Now I am sure you have heard people say it before that you really never know what is going on with a person, and this is so true, and sad in some cases. But when is it that we switch from just trying to be nice to a person because they are a fellow human being to actually caring about the matriculation of events creating the hodge podge of the person you are knowing now? Is it when we meet some one and just somehow feel a connection with that new stranger? Is it when you learn something personal and potentially detrimental to them as an individual? Is it after you have spent years getting to know them and seeing them through the madness that is everyday life?

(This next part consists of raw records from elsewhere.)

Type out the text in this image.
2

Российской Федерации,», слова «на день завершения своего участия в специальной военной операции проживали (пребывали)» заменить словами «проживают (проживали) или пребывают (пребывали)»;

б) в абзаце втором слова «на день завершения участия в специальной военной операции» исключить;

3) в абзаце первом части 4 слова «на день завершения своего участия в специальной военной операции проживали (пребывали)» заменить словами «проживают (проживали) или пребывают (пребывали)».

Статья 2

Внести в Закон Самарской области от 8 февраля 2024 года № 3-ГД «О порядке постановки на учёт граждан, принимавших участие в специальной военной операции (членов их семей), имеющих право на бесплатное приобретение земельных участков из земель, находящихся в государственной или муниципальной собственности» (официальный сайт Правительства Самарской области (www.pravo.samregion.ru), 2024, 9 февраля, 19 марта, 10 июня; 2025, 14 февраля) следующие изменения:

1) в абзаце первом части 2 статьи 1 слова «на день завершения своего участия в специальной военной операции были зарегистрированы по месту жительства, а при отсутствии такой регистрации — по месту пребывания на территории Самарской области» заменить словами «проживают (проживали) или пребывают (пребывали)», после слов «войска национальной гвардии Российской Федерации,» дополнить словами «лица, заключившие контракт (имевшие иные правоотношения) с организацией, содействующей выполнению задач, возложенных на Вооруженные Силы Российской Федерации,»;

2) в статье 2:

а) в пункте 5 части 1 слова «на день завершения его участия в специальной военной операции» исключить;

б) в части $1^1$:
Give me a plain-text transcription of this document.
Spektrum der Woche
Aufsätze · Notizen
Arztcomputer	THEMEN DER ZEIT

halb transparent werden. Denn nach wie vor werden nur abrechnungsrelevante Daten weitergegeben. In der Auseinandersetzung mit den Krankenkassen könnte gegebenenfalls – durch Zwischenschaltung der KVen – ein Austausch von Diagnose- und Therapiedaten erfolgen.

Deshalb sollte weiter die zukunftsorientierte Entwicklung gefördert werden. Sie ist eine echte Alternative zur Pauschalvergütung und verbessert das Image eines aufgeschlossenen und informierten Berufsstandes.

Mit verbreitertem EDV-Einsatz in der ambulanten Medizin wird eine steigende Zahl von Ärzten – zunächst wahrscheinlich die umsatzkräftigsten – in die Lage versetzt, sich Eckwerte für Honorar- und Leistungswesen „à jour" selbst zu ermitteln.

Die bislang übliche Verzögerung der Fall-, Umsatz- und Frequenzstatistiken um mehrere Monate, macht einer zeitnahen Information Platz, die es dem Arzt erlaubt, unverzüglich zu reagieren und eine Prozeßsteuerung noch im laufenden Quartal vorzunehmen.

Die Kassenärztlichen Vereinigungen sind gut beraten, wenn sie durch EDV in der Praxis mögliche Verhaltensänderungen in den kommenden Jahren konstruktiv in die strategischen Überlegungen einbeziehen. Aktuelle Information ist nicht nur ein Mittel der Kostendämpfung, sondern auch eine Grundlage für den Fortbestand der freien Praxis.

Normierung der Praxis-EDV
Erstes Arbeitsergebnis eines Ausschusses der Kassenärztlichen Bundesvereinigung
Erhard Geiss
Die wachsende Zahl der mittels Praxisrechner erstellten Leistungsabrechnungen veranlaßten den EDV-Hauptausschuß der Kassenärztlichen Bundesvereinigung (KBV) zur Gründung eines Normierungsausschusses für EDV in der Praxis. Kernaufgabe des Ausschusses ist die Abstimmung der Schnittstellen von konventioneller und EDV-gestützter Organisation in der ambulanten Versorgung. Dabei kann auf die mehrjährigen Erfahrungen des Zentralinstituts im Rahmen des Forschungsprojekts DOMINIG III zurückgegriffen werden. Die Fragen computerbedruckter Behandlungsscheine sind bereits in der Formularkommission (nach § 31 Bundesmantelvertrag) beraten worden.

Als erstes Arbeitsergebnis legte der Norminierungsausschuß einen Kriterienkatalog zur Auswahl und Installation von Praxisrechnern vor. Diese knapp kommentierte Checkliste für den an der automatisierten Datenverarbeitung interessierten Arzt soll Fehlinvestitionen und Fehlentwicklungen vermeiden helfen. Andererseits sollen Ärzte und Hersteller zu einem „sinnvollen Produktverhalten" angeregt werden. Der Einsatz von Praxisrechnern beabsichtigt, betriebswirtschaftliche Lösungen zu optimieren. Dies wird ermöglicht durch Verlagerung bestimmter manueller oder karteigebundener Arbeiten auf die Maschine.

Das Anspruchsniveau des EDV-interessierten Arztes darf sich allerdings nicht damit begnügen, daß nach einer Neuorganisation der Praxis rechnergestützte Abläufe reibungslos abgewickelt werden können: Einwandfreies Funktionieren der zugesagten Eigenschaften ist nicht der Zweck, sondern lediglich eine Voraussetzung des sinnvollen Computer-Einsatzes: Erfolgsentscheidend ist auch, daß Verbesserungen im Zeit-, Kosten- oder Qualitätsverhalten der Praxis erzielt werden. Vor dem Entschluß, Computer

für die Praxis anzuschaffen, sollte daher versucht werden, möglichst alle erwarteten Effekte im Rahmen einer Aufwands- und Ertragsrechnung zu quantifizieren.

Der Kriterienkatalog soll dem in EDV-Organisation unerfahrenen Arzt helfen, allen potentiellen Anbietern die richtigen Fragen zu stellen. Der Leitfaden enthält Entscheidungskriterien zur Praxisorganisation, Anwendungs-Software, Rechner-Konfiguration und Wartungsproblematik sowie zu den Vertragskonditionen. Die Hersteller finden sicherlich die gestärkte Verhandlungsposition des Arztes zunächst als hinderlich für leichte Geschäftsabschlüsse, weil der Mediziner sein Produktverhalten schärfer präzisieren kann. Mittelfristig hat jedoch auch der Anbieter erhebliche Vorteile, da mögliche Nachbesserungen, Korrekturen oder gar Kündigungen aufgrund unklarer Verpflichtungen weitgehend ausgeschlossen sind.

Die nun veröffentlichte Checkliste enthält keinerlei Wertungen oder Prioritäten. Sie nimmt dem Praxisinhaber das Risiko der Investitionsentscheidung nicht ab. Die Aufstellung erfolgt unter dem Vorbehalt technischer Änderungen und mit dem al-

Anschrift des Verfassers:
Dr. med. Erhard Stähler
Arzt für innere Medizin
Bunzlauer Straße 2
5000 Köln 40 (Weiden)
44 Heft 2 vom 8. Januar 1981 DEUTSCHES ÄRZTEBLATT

I am the kind of person when asked to do more I also hear you aren’t doing enough. Literally the words play right alongside the request. Most people do not get that about me. Most people don’t care. Most people definitely don’t get it. The sad fact of the matter is that only on occasion do girls get what I mean and even rarer do guys. Maybe more people get it than let one but that is part of my point isn’t it? When do you let someone in enough to share who you are with them? When do you let someone in enough to tell them hey you cannot just ask me to do something I do on rare occasions? When do you let someone in enough to tell them that you are asking for something because you are lonely and desperate for someone to engage with?
Even more than that when do you learn to say no? At what point do you care enough about yourself to be honest with something to protect yourself? When do you wake up and think it is ok to be honest enough to say this thing you are asking for isn’t going to happen because it costs me too much. How do we learn enough about ourselves to know when to say no? How do we learn enough about someone else to know how to say no? How do when learn to care about someone beyond just the fact that they are human beings who breathe and have their own stories? How do we pick who we bake for and who we just let figure out how to pre-heat an oven on their own? Is it based on our need or theirs? When it is theirs is it really our own selfishness to be needed that we are feeding? When is caring really altruistic?